HALIMAH BINTI MASDARI

Jumat, 10 Juli 2020

JUJURLAH DALAM MENJAWAB PERTANYAAN AGAMA ATAU MENJELASKAN SOAL HUKUM

JUJURLAH DALAM MENJAWAB PERTANYAAN AGAMA ATAU MENJELASKAN SOAL HUKUM 

*****

Oleh: Dewi Nur Halimah 




Jika ada seseorang atau sekelompok orang tanya padamu soal agama, jika kamu mengetahui dan menguasai bab itu maka jawablah dan jelaskan secara detail. Karena akan menambah pengetahuan yang tanya. TETAPI jika kamu tidak tahu jawabannya, jangan ngawur jawab ngarang. Tanpa dasar referensi, tanpa ilmu. Mengapa tidak boleh jawab ngawur, nafsiri ngawur?
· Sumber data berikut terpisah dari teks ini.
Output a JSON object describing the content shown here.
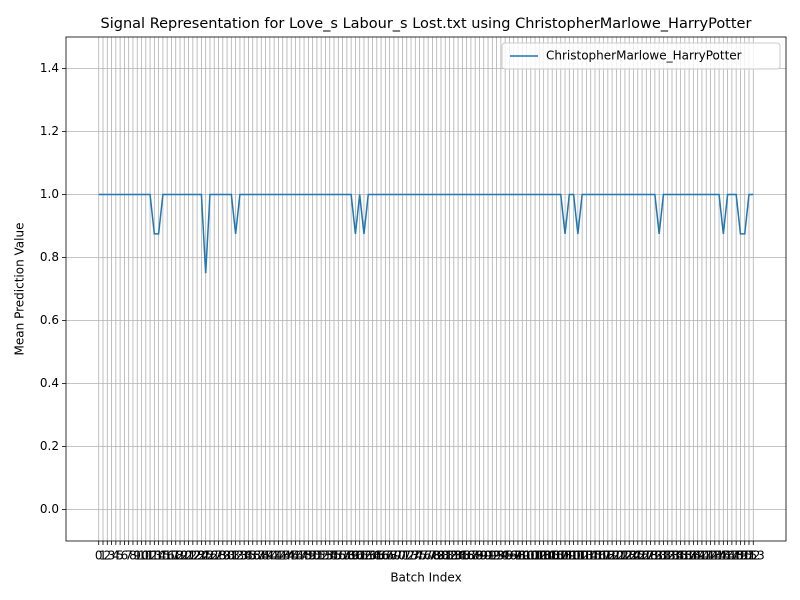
{
  "chart_data": {
    "type": "line",
    "title": "Signal Representation for Love_s Labour_s Lost.txt using ChristopherMarlowe_HarryPotter",
    "xlabel": "Batch Index",
    "ylabel": "Mean Prediction Value",
    "x": [
      0,
      1,
      2,
      3,
      4,
      5,
      6,
      7,
      8,
      9,
      10,
      11,
      12,
      13,
      14,
      15,
      16,
      17,
      18,
      19,
      20,
      21,
      22,
      23,
      24,
      25,
      26,
      27,
      28,
      29,
      30,
      31,
      32,
      33,
      34,
      35,
      36,
      37,
      38,
      39,
      40,
      41,
      42,
      43,
      44,
      45,
      46,
      47,
      48,
      49,
      50,
      51,
      52,
      53,
      54,
      55,
      56,
      57,
      58,
      59,
      60,
      61,
      62,
      63,
      64,
      65,
      66,
      67,
      68,
      69,
      70,
      71,
      72,
      73,
      74,
      75,
      76,
      77,
      78,
      79,
      80,
      81,
      82,
      83,
      84,
      85,
      86,
      87,
      88,
      89,
      90,
      91,
      92,
      93,
      94,
      95,
      96,
      97,
      98,
      99,
      100,
      101,
      102,
      103,
      104,
      105,
      106,
      107,
      108,
      109,
      110,
      111,
      112,
      113,
      114,
      115,
      116,
      117,
      118,
      119,
      120,
      121,
      122,
      123,
      124,
      125,
      126,
      127,
      128,
      129,
      130,
      131,
      132,
      133,
      134,
      135,
      136,
      137,
      138,
      139,
      140,
      141,
      142,
      143,
      144,
      145,
      146,
      147,
      148,
      149,
      150,
      151,
      152,
      153
    ],
    "series": [
      {
        "name": "ChristopherMarlowe_HarryPotter",
        "color": "#1f77b4",
        "values": [
          1,
          1,
          1,
          1,
          1,
          1,
          1,
          1,
          1,
          1,
          1,
          1,
          1,
          0.875,
          0.875,
          1,
          1,
          1,
          1,
          1,
          1,
          1,
          1,
          1,
          1,
          0.75,
          1,
          1,
          1,
          1,
          1,
          1,
          0.875,
          1,
          1,
          1,
          1,
          1,
          1,
          1,
          1,
          1,
          1,
          1,
          1,
          1,
          1,
          1,
          1,
          1,
          1,
          1,
          1,
          1,
          1,
          1,
          1,
          1,
          1,
          1,
          0.875,
          1,
          0.875,
          1,
          1,
          1,
          1,
          1,
          1,
          1,
          1,
          1,
          1,
          1,
          1,
          1,
          1,
          1,
          1,
          1,
          1,
          1,
          1,
          1,
          1,
          1,
          1,
          1,
          1,
          1,
          1,
          1,
          1,
          1,
          1,
          1,
          1,
          1,
          1,
          1,
          1,
          1,
          1,
          1,
          1,
          1,
          1,
          1,
          1,
          0.875,
          1,
          1,
          0.875,
          1,
          1,
          1,
          1,
          1,
          1,
          1,
          1,
          1,
          1,
          1,
          1,
          1,
          1,
          1,
          1,
          1,
          1,
          0.875,
          1,
          1,
          1,
          1,
          1,
          1,
          1,
          1,
          1,
          1,
          1,
          1,
          1,
          1,
          0.875,
          1,
          1,
          1,
          0.875,
          0.875,
          1,
          1
        ]
      }
    ],
    "xlim": [
      -7.65,
      160.65
    ],
    "xticks": [
      0,
      1,
      2,
      3,
      4,
      5,
      6,
      7,
      8,
      9,
      10,
      11,
      12,
      13,
      14,
      15,
      16,
      17,
      18,
      19,
      20,
      21,
      22,
      23,
      24,
      25,
      26,
      27,
      28,
      29,
      30,
      31,
      32,
      33,
      34,
      35,
      36,
      37,
      38,
      39,
      40,
      41,
      42,
      43,
      44,
      45,
      46,
      47,
      48,
      49,
      50,
      51,
      52,
      53,
      54,
      55,
      56,
      57,
      58,
      59,
      60,
      61,
      62,
      63,
      64,
      65,
      66,
      67,
      68,
      69,
      70,
      71,
      72,
      73,
      74,
      75,
      76,
      77,
      78,
      79,
      80,
      81,
      82,
      83,
      84,
      85,
      86,
      87,
      88,
      89,
      90,
      91,
      92,
      93,
      94,
      95,
      96,
      97,
      98,
      99,
      100,
      101,
      102,
      103,
      104,
      105,
      106,
      107,
      108,
      109,
      110,
      111,
      112,
      113,
      114,
      115,
      116,
      117,
      118,
      119,
      120,
      121,
      122,
      123,
      124,
      125,
      126,
      127,
      128,
      129,
      130,
      131,
      132,
      133,
      134,
      135,
      136,
      137,
      138,
      139,
      140,
      141,
      142,
      143,
      144,
      145,
      146,
      147,
      148,
      149,
      150,
      151,
      152,
      153
    ],
    "ylim": [
      -0.1,
      1.5
    ],
    "yticks": [
      {
        "value": 0,
        "label": "0.0"
      },
      {
        "value": 0.2,
        "label": "0.2"
      },
      {
        "value": 0.4,
        "label": "0.4"
      },
      {
        "value": 0.6,
        "label": "0.6"
      },
      {
        "value": 0.8,
        "label": "0.8"
      },
      {
        "value": 1.0,
        "label": "1.0"
      },
      {
        "value": 1.2,
        "label": "1.2"
      },
      {
        "value": 1.4,
        "label": "1.4"
      }
    ],
    "grid": true,
    "legend": "upper right"
  }
}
Karena akan menyesatkan orang yang kamu jawab. Lalu sebaiknya gimana kalau tidak tahu jawabannya?. Jawablah "Saya belum tahu. Barangkali bisa tanya yang lebih ahli, si fulan" atau jawablah "Saya belum tahu. Izinkan saya belajar lagi dan bertanya pada ulama yang mumpuni untuk mendapatkan jawabannya" atau bisa pula kamu jawab "Saya tidak tahu, mohon maaf." 
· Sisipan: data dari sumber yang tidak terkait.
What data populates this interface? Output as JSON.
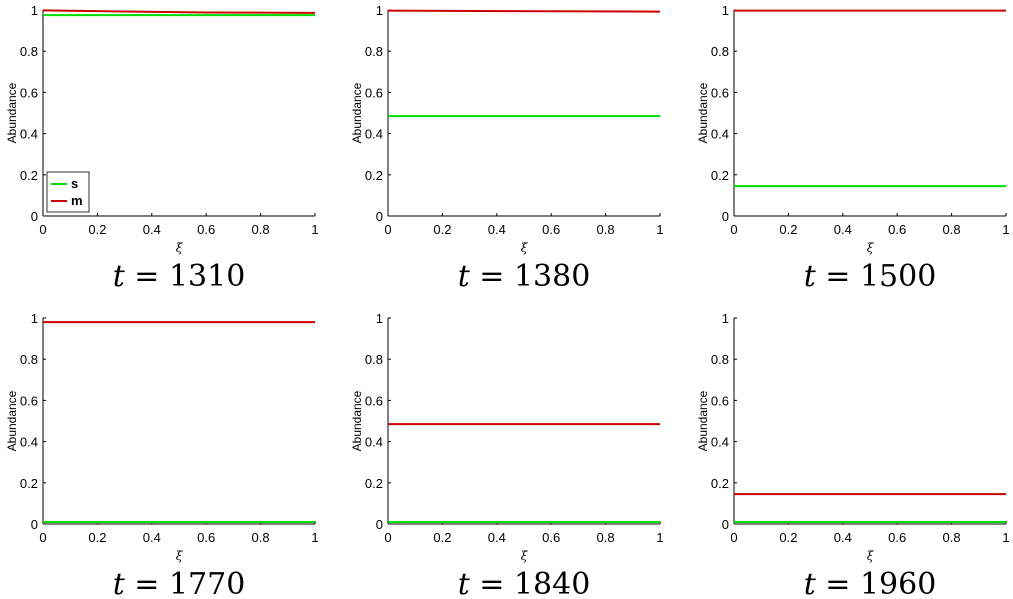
{
  "chart_data": [
    {
      "type": "line",
      "title": "t = 1310",
      "xlabel": "ξ",
      "ylabel": "Abundance",
      "xlim": [
        0,
        1
      ],
      "ylim": [
        0,
        1
      ],
      "xticks": [
        "0",
        "0.2",
        "0.4",
        "0.6",
        "0.8",
        "1"
      ],
      "yticks": [
        "0",
        "0.2",
        "0.4",
        "0.6",
        "0.8",
        "1"
      ],
      "legend": "bottom-left",
      "series": [
        {
          "name": "s",
          "color": "#00dd00",
          "x": [
            0,
            1
          ],
          "y": [
            0.975,
            0.975
          ]
        },
        {
          "name": "m",
          "color": "#cc0000",
          "x": [
            0,
            0.3,
            0.6,
            1
          ],
          "y": [
            0.998,
            0.993,
            0.988,
            0.986
          ]
        }
      ]
    },
    {
      "type": "line",
      "title": "t = 1380",
      "xlabel": "ξ",
      "ylabel": "Abundance",
      "xlim": [
        0,
        1
      ],
      "ylim": [
        0,
        1
      ],
      "xticks": [
        "0",
        "0.2",
        "0.4",
        "0.6",
        "0.8",
        "1"
      ],
      "yticks": [
        "0",
        "0.2",
        "0.4",
        "0.6",
        "0.8",
        "1"
      ],
      "series": [
        {
          "color": "#00dd00",
          "x": [
            0,
            1
          ],
          "y": [
            0.485,
            0.485
          ]
        },
        {
          "color": "#cc0000",
          "x": [
            0,
            1
          ],
          "y": [
            0.997,
            0.992
          ]
        }
      ]
    },
    {
      "type": "line",
      "title": "t = 1500",
      "xlabel": "ξ",
      "ylabel": "Abundance",
      "xlim": [
        0,
        1
      ],
      "ylim": [
        0,
        1
      ],
      "xticks": [
        "0",
        "0.2",
        "0.4",
        "0.6",
        "0.8",
        "1"
      ],
      "yticks": [
        "0",
        "0.2",
        "0.4",
        "0.6",
        "0.8",
        "1"
      ],
      "series": [
        {
          "color": "#00dd00",
          "x": [
            0,
            1
          ],
          "y": [
            0.145,
            0.145
          ]
        },
        {
          "color": "#cc0000",
          "x": [
            0,
            1
          ],
          "y": [
            0.997,
            0.997
          ]
        }
      ]
    },
    {
      "type": "line",
      "title": "t = 1770",
      "xlabel": "ξ",
      "ylabel": "Abundance",
      "xlim": [
        0,
        1
      ],
      "ylim": [
        0,
        1
      ],
      "xticks": [
        "0",
        "0.2",
        "0.4",
        "0.6",
        "0.8",
        "1"
      ],
      "yticks": [
        "0",
        "0.2",
        "0.4",
        "0.6",
        "0.8",
        "1"
      ],
      "series": [
        {
          "color": "#00dd00",
          "x": [
            0,
            1
          ],
          "y": [
            0.01,
            0.01
          ]
        },
        {
          "color": "#cc0000",
          "x": [
            0,
            1
          ],
          "y": [
            0.98,
            0.98
          ]
        }
      ]
    },
    {
      "type": "line",
      "title": "t = 1840",
      "xlabel": "ξ",
      "ylabel": "Abundance",
      "xlim": [
        0,
        1
      ],
      "ylim": [
        0,
        1
      ],
      "xticks": [
        "0",
        "0.2",
        "0.4",
        "0.6",
        "0.8",
        "1"
      ],
      "yticks": [
        "0",
        "0.2",
        "0.4",
        "0.6",
        "0.8",
        "1"
      ],
      "series": [
        {
          "color": "#00dd00",
          "x": [
            0,
            1
          ],
          "y": [
            0.01,
            0.01
          ]
        },
        {
          "color": "#cc0000",
          "x": [
            0,
            1
          ],
          "y": [
            0.485,
            0.485
          ]
        }
      ]
    },
    {
      "type": "line",
      "title": "t = 1960",
      "xlabel": "ξ",
      "ylabel": "Abundance",
      "xlim": [
        0,
        1
      ],
      "ylim": [
        0,
        1
      ],
      "xticks": [
        "0",
        "0.2",
        "0.4",
        "0.6",
        "0.8",
        "1"
      ],
      "yticks": [
        "0",
        "0.2",
        "0.4",
        "0.6",
        "0.8",
        "1"
      ],
      "series": [
        {
          "color": "#00dd00",
          "x": [
            0,
            1
          ],
          "y": [
            0.01,
            0.01
          ]
        },
        {
          "color": "#cc0000",
          "x": [
            0,
            1
          ],
          "y": [
            0.145,
            0.145
          ]
        }
      ]
    }
  ]
}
Tidak usah malu menjawab JUJUR tidak tahu/bisa, jika kamu memang tidak tahu jawaban yang benar daripada NGAWUR menyesatkan, itu dosa. Soal agama jangan gegabah. Kenapa saya sampaikan ini?. Banyak ustadz/ustadzah entah sudah baca kitab/belum, sudah berguru/ belum berani menghukumi tanpa dasar, bahkan jawabannya saya amati ngawur. Ini membahayakan ummat. Jangan nyari tenar tapi ngawur, karena kamu edan pengen dipanggil kiahi. Jangan jadi kiahi jahil yang menyesatkan. Soal hukum agama, ilmu agama kuasai dulu, atau minta fatwa ulama ahli dulu baru disampaikan. Saya pun tidak berani menjawab kalau tidak tahu. Kecuali saya sudah baca sendiri, dijelaskan bapak, tanya ulama langsung pas sowan/ phone, baru berani menyampaikan. 
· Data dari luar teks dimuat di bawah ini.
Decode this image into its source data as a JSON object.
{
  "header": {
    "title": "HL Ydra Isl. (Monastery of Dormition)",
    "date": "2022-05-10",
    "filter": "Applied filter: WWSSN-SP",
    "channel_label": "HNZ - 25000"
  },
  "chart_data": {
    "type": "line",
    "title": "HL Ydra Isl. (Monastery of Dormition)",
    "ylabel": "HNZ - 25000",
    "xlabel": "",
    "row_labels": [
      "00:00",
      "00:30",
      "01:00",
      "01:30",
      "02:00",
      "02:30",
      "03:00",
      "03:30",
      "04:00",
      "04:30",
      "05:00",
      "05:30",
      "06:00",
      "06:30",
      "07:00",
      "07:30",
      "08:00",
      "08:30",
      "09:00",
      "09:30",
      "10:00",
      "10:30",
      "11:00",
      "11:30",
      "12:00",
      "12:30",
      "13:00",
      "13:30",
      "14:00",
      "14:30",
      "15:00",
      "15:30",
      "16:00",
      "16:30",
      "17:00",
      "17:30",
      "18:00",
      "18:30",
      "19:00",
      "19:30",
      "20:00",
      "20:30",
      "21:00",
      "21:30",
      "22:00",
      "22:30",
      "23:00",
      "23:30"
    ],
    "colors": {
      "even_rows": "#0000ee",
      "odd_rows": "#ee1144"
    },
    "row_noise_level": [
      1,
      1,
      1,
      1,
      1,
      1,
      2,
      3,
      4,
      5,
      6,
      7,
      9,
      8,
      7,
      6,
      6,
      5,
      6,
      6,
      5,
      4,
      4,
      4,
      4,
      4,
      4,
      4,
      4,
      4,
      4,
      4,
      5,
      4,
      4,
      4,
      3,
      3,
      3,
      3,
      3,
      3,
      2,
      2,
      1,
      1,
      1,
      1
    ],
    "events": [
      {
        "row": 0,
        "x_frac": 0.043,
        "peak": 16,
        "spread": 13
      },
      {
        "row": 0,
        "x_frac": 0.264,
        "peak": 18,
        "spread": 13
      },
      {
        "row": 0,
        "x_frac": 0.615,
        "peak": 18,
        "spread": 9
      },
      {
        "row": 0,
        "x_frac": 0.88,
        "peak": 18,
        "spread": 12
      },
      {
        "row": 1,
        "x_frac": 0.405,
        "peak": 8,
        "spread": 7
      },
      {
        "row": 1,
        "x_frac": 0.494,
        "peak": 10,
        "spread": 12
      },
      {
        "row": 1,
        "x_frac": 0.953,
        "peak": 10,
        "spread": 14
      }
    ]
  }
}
Saya bukan tipikal gengsi berkata jujur. Di sini saya mengajak teman-teman buat jujur dalam menyampaikan ilmu. Saya mengamati ada yang jawab ngawur salah, kenapa saya berani menyalahkan. Kebetulan saya habis baca kitab bab itu, saya tanyakan guru dan saya tanyakan yang paham/ benar-benar menguasai. Saya suka kritis ke ahli ilmu, sebab di situ saya mendapatkan ilmu. Saya menemukan orang yang menjawab dan memberikan penjelasan fiqih dengan ngawur, mana didengarkan orang banyak pakai speaker, jawab ngawur/ngejelasin salah pula. Kan menyesatkan. Belajar dulu sampai paham dan bisa, sebelum menyampaikan. Jangan sampai demi pujian/tenar di hadapan hadirin m, demi panggung, engkau memperoleh dosa jariyah dengan menyesatkan banyak orang karena menyampaikan hukum yang salah. Jujurlah. 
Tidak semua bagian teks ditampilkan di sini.